A vida traz desafios que podem tirar o melhor de você ou se tornam brinquedos para sua imaginação. Quando você “se torna o problema” e se leva muito a sério, pode ser difícil pensar de forma anticonvencional e encontrar novas soluções. Mas quando você brinca com o problema, muitas vezes pode transformá-lo em uma oportunidade de aprendizagem criativa.
Brincar com problemas parece ocorrer naturalmente para as crianças. Quando estão confusas ou com medo, elas transformam seus problemas em uma brincadeira, o que lhes dá uma sensação de controle e uma oportunidade de experimentar novas soluções. Interagir com os outros de forma brincalhona ajuda a manter essa capacidade criativa.
Aqui estão dois exemplos de pessoas que tiveram problemas cotidianos e os transformaram por meio do riso e da brincadeira:
Roy, um homem de negócios semiaposentado, estava animado por finalmente ter tempo para se dedicar ao golfe, seu esporte favorito. Mas quanto mais ele jogava, menos se divertia. Embora seu jogo tivesse melhorado substancialmente, ele se enfurecia com cada erro cometido. Roy sabiamente percebeu que seus companheiros de golfe afetavam sua atitude, então parou de jogar com pessoas que levavam o jogo muito a sério. Quando jogava com amigos que se concentravam mais em se divertir do que em sua pontuação, ele ficava menos crítico em relação a si mesmo. A partir de então, o golfe ficou tão agradável quanto Roy esperava que fosse. Ele melhorou sua pontuação sem se esforçar mais. E a perspectiva mais otimista que estava recebendo de seus companheiros e do jogo se espalhou para outras partes de sua vida, incluindo seu trabalho.
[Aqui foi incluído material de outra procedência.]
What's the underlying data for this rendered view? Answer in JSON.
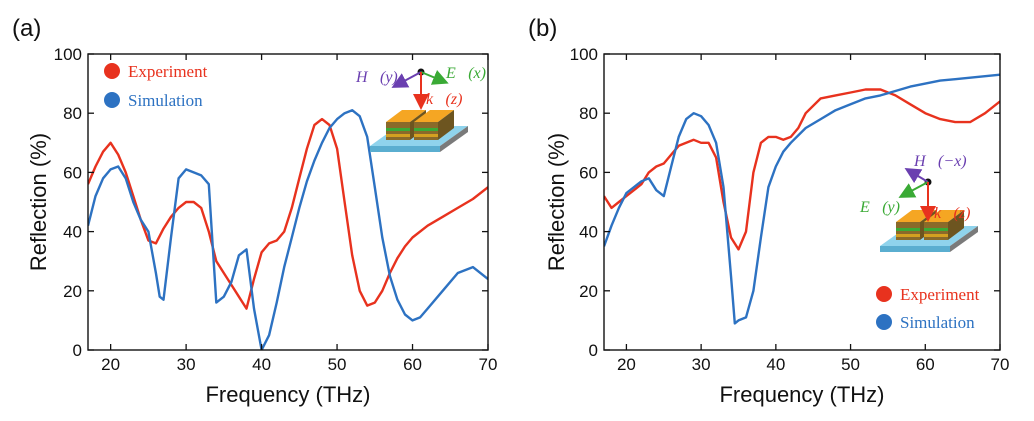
{
  "colors": {
    "experiment": "#e8321e",
    "simulation": "#2d72c2",
    "h_vector": "#6a3fb0",
    "e_vector": "#3aaa35",
    "k_vector": "#e8321e"
  },
  "chart_data": [
    {
      "type": "line",
      "panel_label": "(a)",
      "xlabel": "Frequency (THz)",
      "ylabel": "Reflection (%)",
      "xlim": [
        17,
        70
      ],
      "ylim": [
        0,
        100
      ],
      "xticks": [
        20,
        30,
        40,
        50,
        60,
        70
      ],
      "yticks": [
        0,
        20,
        40,
        60,
        80,
        100
      ],
      "legend_position": "top-left",
      "inset_labels": {
        "h": "H⃗(y)",
        "e": "E⃗(x)",
        "k": "k⃗(z)"
      },
      "series": [
        {
          "name": "Experiment",
          "color": "#e8321e",
          "x": [
            17,
            18,
            19,
            20,
            21,
            22,
            23,
            24,
            25,
            26,
            27,
            28,
            29,
            30,
            31,
            32,
            33,
            34,
            35,
            36,
            37,
            38,
            39,
            40,
            41,
            42,
            43,
            44,
            45,
            46,
            47,
            48,
            49,
            50,
            51,
            52,
            53,
            54,
            55,
            56,
            57,
            58,
            59,
            60,
            62,
            64,
            66,
            68,
            70
          ],
          "y": [
            56,
            62,
            67,
            70,
            66,
            60,
            52,
            44,
            37,
            36,
            41,
            45,
            48,
            50,
            50,
            48,
            40,
            30,
            26,
            22,
            18,
            14,
            24,
            33,
            36,
            37,
            40,
            48,
            58,
            68,
            76,
            78,
            76,
            68,
            50,
            32,
            20,
            15,
            16,
            20,
            26,
            31,
            35,
            38,
            42,
            45,
            48,
            51,
            55
          ]
        },
        {
          "name": "Simulation",
          "color": "#2d72c2",
          "x": [
            17,
            18,
            19,
            20,
            21,
            22,
            23,
            24,
            25,
            26,
            26.5,
            27,
            28,
            29,
            30,
            31,
            32,
            33,
            34,
            35,
            36,
            37,
            38,
            39,
            40,
            41,
            42,
            43,
            44,
            45,
            46,
            47,
            48,
            49,
            50,
            51,
            52,
            53,
            54,
            55,
            56,
            57,
            58,
            59,
            60,
            61,
            62,
            64,
            66,
            68,
            70
          ],
          "y": [
            42,
            52,
            58,
            61,
            62,
            58,
            50,
            44,
            40,
            26,
            18,
            17,
            38,
            58,
            61,
            60,
            59,
            56,
            16,
            18,
            23,
            32,
            34,
            14,
            0,
            5,
            16,
            28,
            38,
            48,
            57,
            64,
            70,
            75,
            78,
            80,
            81,
            79,
            72,
            55,
            38,
            25,
            17,
            12,
            10,
            11,
            14,
            20,
            26,
            28,
            24
          ]
        }
      ]
    },
    {
      "type": "line",
      "panel_label": "(b)",
      "xlabel": "Frequency (THz)",
      "ylabel": "Reflection (%)",
      "xlim": [
        17,
        70
      ],
      "ylim": [
        0,
        100
      ],
      "xticks": [
        20,
        30,
        40,
        50,
        60,
        70
      ],
      "yticks": [
        0,
        20,
        40,
        60,
        80,
        100
      ],
      "legend_position": "bottom-right",
      "inset_labels": {
        "h": "H⃗(−x)",
        "e": "E⃗(y)",
        "k": "k⃗(z)"
      },
      "series": [
        {
          "name": "Experiment",
          "color": "#e8321e",
          "x": [
            17,
            18,
            19,
            20,
            21,
            22,
            23,
            24,
            25,
            26,
            27,
            28,
            29,
            30,
            31,
            32,
            33,
            34,
            35,
            36,
            37,
            38,
            39,
            40,
            41,
            42,
            43,
            44,
            46,
            48,
            50,
            52,
            54,
            56,
            58,
            60,
            62,
            64,
            66,
            68,
            70
          ],
          "y": [
            52,
            48,
            50,
            52,
            54,
            56,
            60,
            62,
            63,
            66,
            69,
            70,
            71,
            70,
            70,
            65,
            50,
            38,
            34,
            40,
            60,
            70,
            72,
            72,
            71,
            72,
            75,
            80,
            85,
            86,
            87,
            88,
            88,
            86,
            83,
            80,
            78,
            77,
            77,
            80,
            84
          ]
        },
        {
          "name": "Simulation",
          "color": "#2d72c2",
          "x": [
            17,
            18,
            19,
            20,
            21,
            22,
            23,
            24,
            25,
            26,
            27,
            28,
            29,
            30,
            31,
            32,
            33,
            34,
            34.5,
            35,
            36,
            37,
            38,
            39,
            40,
            41,
            42,
            44,
            46,
            48,
            50,
            52,
            54,
            56,
            58,
            60,
            62,
            64,
            66,
            68,
            70
          ],
          "y": [
            35,
            42,
            48,
            53,
            55,
            57,
            58,
            54,
            52,
            62,
            72,
            78,
            80,
            79,
            76,
            70,
            55,
            25,
            9,
            10,
            11,
            20,
            38,
            55,
            62,
            67,
            70,
            75,
            78,
            81,
            83,
            85,
            86,
            87.5,
            89,
            90,
            91,
            91.5,
            92,
            92.5,
            93
          ]
        }
      ]
    }
  ]
}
Jane trabalhava em casa desenhando cartões, um trabalho que adorava, mas a partir de certo momento sentiu que ele havia se tornado uma rotina. Duas meninas que gostavam de desenhar e pintar moravam ao lado. Jane convidou as pequenas vizinhas para brincar com todos os materiais de arte que tinha. No início, ela só as observava, mas com o tempo juntou-se a elas. O riso, as pinturas e as brincadeiras com as meninas transformaram a vida de Jane. Brincar com elas não apenas acabou com a solidão e o tédio que sentia; despertou sua imaginação e ajudou sua arte a florescer. O melhor de tudo, isso reavivou a jovialidade e a centelha na relação de Jane com o marido.
Quando o riso, o humor e as brincadeiras passam a integrar sua vida, sua criatividade floresce e novas descobertas para brincar com os amigos, colegas de trabalho, conhecidos e entes queridos lhe ocorrem diariamente. O bom humor leva você para um lugar mais alto, de onde pode ver o mundo de uma perspectiva mais relaxada, positiva, criativa, alegre e equilibrada.